Haatim Tai is a 1990 Indian Hindustani-language fantasy film, produced by Ratan Mohan under the R.M. Art Productions banner and directed by Babubhai Mistri. It stars Jeetendra and Sangeeta Bijlani and has music composed by Laxmikant Pyarelal, and lyrics by Hasan Kamal. The film's plot is based on the story of Hatim al-Tai from the Ta'i Arabian tribe.

== Plot ==
The film begins with a baby boy being born into the household of a rich Arab king. The prince is named Hatim al-Tai and is a very generous and humble prince when he reaches adulthood. As the Prince begins distributing gold to poor citizens in his city, a princess named Mariam comes to his doorstep to ask him for help. She tells him that she is in love with a prince named Munir and they want to get married, but her father will not let her marry anyone as long as she lives. Hatim is shocked at her father's decision and realizes that there must be a reason behind it. Hatim, his friend Nazrul, Mariam, and Munir go to Mariam's palace to ask the King why he will not let his daughter marry anyone. The King tells them of an event that occurred in the past, which leads to the reason why Mariam cannot get married.
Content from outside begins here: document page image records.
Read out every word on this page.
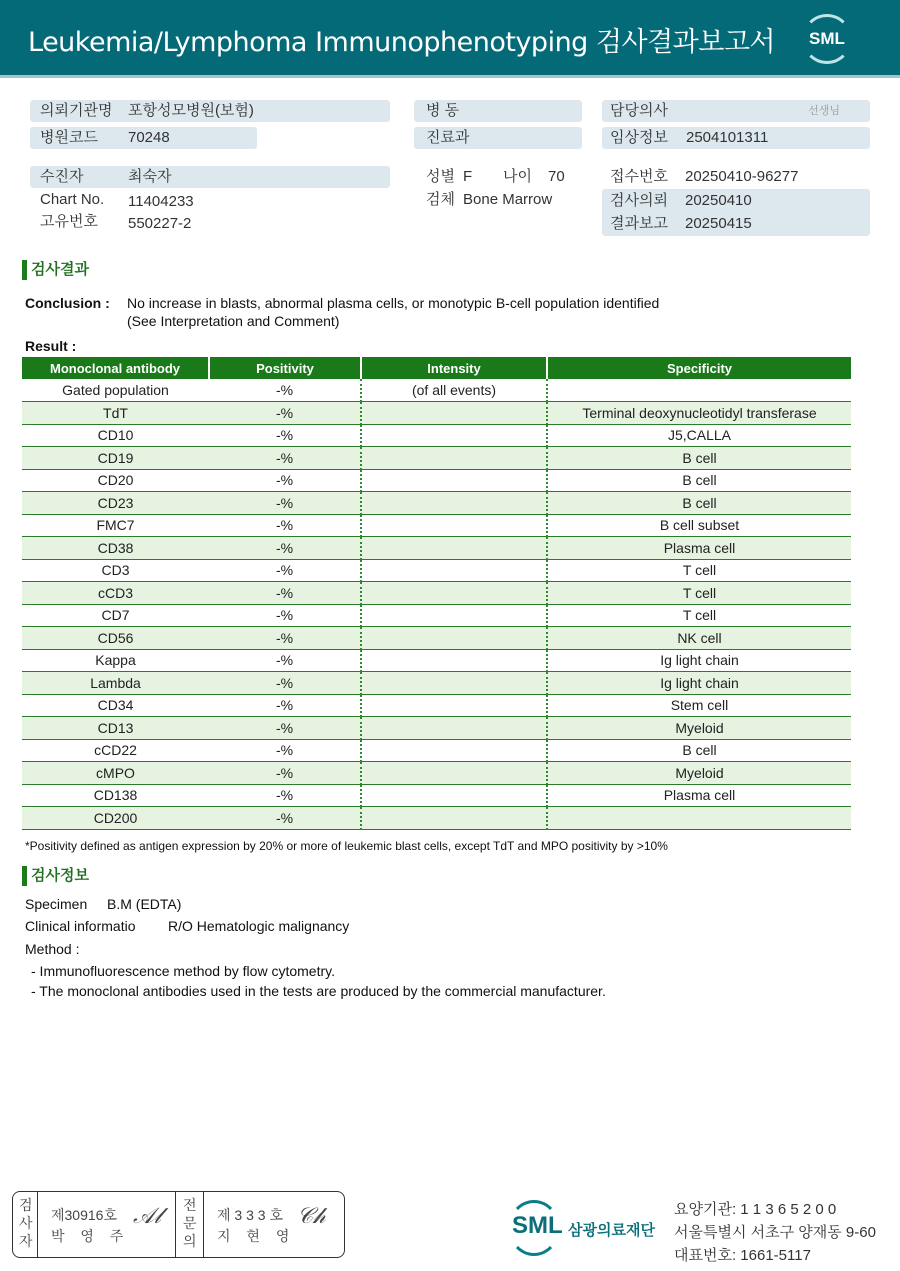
Leukemia/Lymphoma Immunophenotyping 검사결과보고서	SML
의뢰기관명 포항성모병원(보험)
병원코드 70248
병 동
진료과
담당의사	선생님
임상정보 2504101311
수진자	최숙자
Chart No. 11404233
고유번호 550227-2
성별 F 나이 70
검체 Bone Marrow
접수번호 20250410-96277
검사의뢰 20250410
결과보고 20250415
검사결과
Conclusion : No increase in blasts, abnormal plasma cells, or monotypic B-cell population identified
(See Interpretation and Comment)
Result :
Monoclonal antibody	Positivity	Intensity	Specificity
Gated population	-%	(of all events)	
TdT	-%		Terminal deoxynucleotidyl transferase
CD10	-%		J5,CALLA
CD19	-%		B cell
CD20	-%		B cell
CD23	-%		B cell
FMC7	-%		B cell subset
CD38	-%		Plasma cell
CD3	-%		T cell
cCD3	-%		T cell
CD7	-%		T cell
CD56	-%		NK cell
Kappa	-%		Ig light chain
Lambda	-%		Ig light chain
CD34	-%		Stem cell
CD13	-%		Myeloid
cCD22	-%		B cell
cMPO	-%		Myeloid
CD138	-%		Plasma cell
CD200	-%		
*Positivity defined as antigen expression by 20% or more of leukemic blast cells, except TdT and MPO positivity by >10%
검사정보
Specimen B.M (EDTA)
Clinical informatio R/O Hematologic malignancy
Method :
- Immunofluorescence method by flow cytometry.
- The monoclonal antibodies used in the tests are produced by the commercial manufacturer.
검사자
제30916호
박 영 주
𝒜𝓁 전문의
제 3 3 3 호
지 현 영
𝒞𝒽	SML 삼광의료재단
요양기관: 1 1 3 6 5 2 0 0
서울특별시 서초구 양재동 9-60
대표번호: 1661-5117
One day, as the King was sleeping in his luxurious room, a fairy named Gulnar Pari flew into his room, enchanted by the beautiful chandeliers in his room. Upon seeing the beautiful fairy, the king is aroused by her beauty and rapes her. Pari is cursed and slowly begins turning into stone to save her honor. She gives him a curse that whoever his daughter Mariam marries will die on the wedding night, and Mariam will turn into stone. As Gulnar Pari begins turning into stone, the King begs for forgiveness. She pities him and leaves seven questions he needs or someone else has to answer. All the questions need to be answered in order to get rid of both Gulnar Pari and Mariam's curses.

When the King's story ends, he shows Hatim, Nazrul, Mariam, and Munir the beautiful stone statue of Gulnar Pari. Hatim decides to seek answers to the seven questions. The King warns Hatim that the questions are extremely difficult and he will have to travel to distant and dangerous places. Hatim promises that with the company of his friend Nazrul, he will answer the seven questions. Hatim and Nazrul begin to travel, seeking answers to the seven questions. Slowly, they start solving these questions. Every time a question is answered, a part of Gulnar Pari comes back to life. While seeking the answers to the questions, Hatim comes across a fairy that looks exactly like Gulnar Pari. She reveals that she is Gulnar Pari's twin sister, Pari Bano. She thanks Hatim for his help, and they both fall in love. Hatim and Nazrul begin completing the questions with the help of Gulnar Pari and succeed in completing all the difficult questions. Gulnar Pari comes back to life, and Mariam's curse is lifted as well. Hatim, Pari Bano, Mariam, and Munir celebrate and begin preparing for their weddings.

In the last quest, Hatim comes face to face with Magician (Jadoogar) Kamlaq. Kamlaq's trademark words are "Jinn Jinn Jinn du Jinn daara." He is the final hurdle to Hatim's completion of the seven quests.

== Cast ==

- Jeetendra as Hatim al-Tai
- Sangeeta Bijlani as Gulnar Angel / Husna Angel
- Satish Shah as Nazrul
- Alok Nath as King of Angel land
- Raza Murad as Barzat
- Sonu Walia as Saira
- Amrish Puri as Magician Kamlaq
- Dev Kumar as Chieftain
- Rajesh Vivek as Departed
- Vijayendra Ghatge as Munir
- Goga Kapoor as Mendicant
- Joginder as Bandit
- Jasmin as Fairy
- Shamshuddin as Monster
- Dheeraj as Peracholly

- Master Rinku as prince of angel land

== Soundtrack ==
Hasan Kamal wrote all the songs.

| # | Title | Singer(s) |
|---|---|---|
| 1 | "Tum Haseen Kis Kadar Ho" | Mohammad Aziz, Anuradha Paudwal |
| 2 | "Oye Sanam" | Anuradha Paudwal |
| 3 | "Ek Nazar Mein Dekh" | Alka Yagnik, Kavita Krishnamurthy |
| 4 | "Mere Malik Mere Daata" | Mohammad Aziz |
| 5 | "Aaj Bachna Hai Mushkil" | Alka Yagnik, Anupama Deshpande, Amrish Puri |
| 6 | "Ae Jana Jane Jana" | Anuradha Paudwal |

==Reception==
In a retrospective review, Sukanya Verma of Rediff.com called the film "So bad it's good." She further wrote, "In the pantheon of ‘so bad it’s good’ movies, Jeetendra’s forgotten fantasy flick, Hatim Tai, finds a venerable spot. One sees all sorts of grotesque razzle-dazzle through its course of 160 minutes as he goes about cracking seven tough riddles to end a fierce spell."